Commodity Derivative Contracts. We utilize swap derivative contracts to hedge against the variability in cash flows associated with forecasted natural gas midstream revenues and cost of gas purchased. While the use of derivative instruments limits the risk of adverse price movements, their use also may limit future revenues or cost savings from favorable price movements. With respect to a swap contract, the counterparty is required to make a payment to us if the settlement price for any settlement period is less than the swap price for such contract, and we are required to make a payment to the counterparty if the settlement price for any settlement period is greater than the swap price for such contract. See Note 8 in the Notes to Consolidated Financial Statements for a description of our derivative program.

Fee-based arrangements. Under fee-based arrangements, we receive fees for gathering, compressing and/or processing natural gas. The revenue we earn from these arrangements is directly dependent on the volume of natural gas that flows through our systems and is independent of commodity prices. To the extent a sustained decline in commodity prices results in a decline in volumes, however, our revenues from these arrangements would be reduced due to the related reduction in drilling and development of new supply.

In many cases, we provide services under contracts that contain a combination of more than one of the arrangements described above. The terms of our contracts vary based on gas quality conditions, the competitive environment at the time the contracts were signed and customer requirements. The contract mix and, accordingly, exposure to natural gas and NGL prices, may change as a result of changes in producer preferences, expansion in regions where some types of contracts are more common and other market factors.

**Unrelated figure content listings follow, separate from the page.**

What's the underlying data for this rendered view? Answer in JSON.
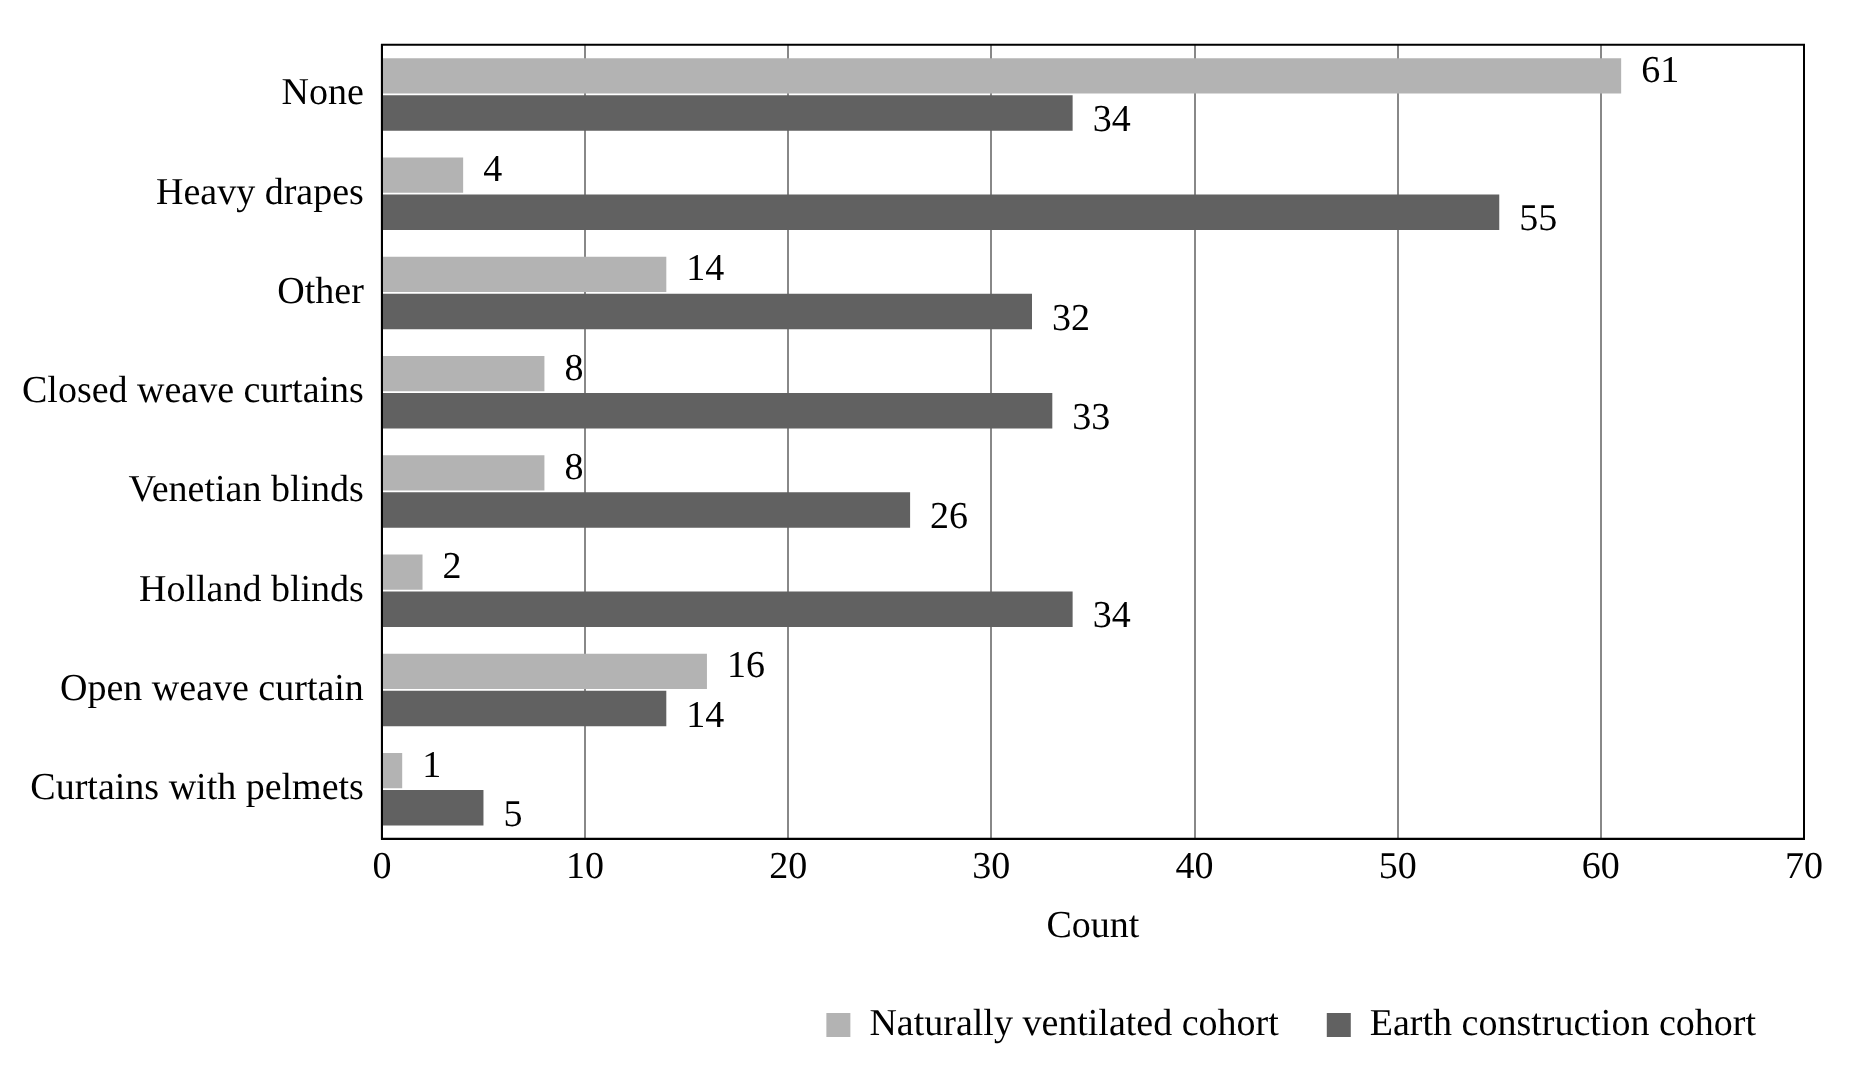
{
  "chart_data": {
    "type": "bar",
    "orientation": "horizontal",
    "xlabel": "Count",
    "categories": [
      "None",
      "Heavy drapes",
      "Other",
      "Closed weave curtains",
      "Venetian blinds",
      "Holland blinds",
      "Open weave curtain",
      "Curtains with pelmets"
    ],
    "series": [
      {
        "name": "Naturally ventilated cohort",
        "color": "#b3b3b3",
        "values": [
          61,
          4,
          14,
          8,
          8,
          2,
          16,
          1
        ]
      },
      {
        "name": "Earth construction cohort",
        "color": "#616161",
        "values": [
          34,
          55,
          32,
          33,
          26,
          34,
          14,
          5
        ]
      }
    ],
    "xlim": [
      0,
      70
    ],
    "xticks": [
      0,
      10,
      20,
      30,
      40,
      50,
      60,
      70
    ],
    "grid": "x",
    "legend": "bottom",
    "data_labels": true
  }
}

We are also engaged in natural gas marketing by aggregating third-party volumes and selling those volumes into interstate and intrastate pipeline systems such as Enogex and ONEOK and at market hubs accessed by various interstate pipelines. The largest third-party customer is Chesapeake Energy Corp. with volumes contracted through 2007. Revenue from this business does not generate qualifying income for a publicly traded limited partnership, but we do not expect it to have an impact on our tax status, as it does not represent a significant percentage of our operating income. For the year ended December 31, 2006, this business generated $2.2 million in net revenue.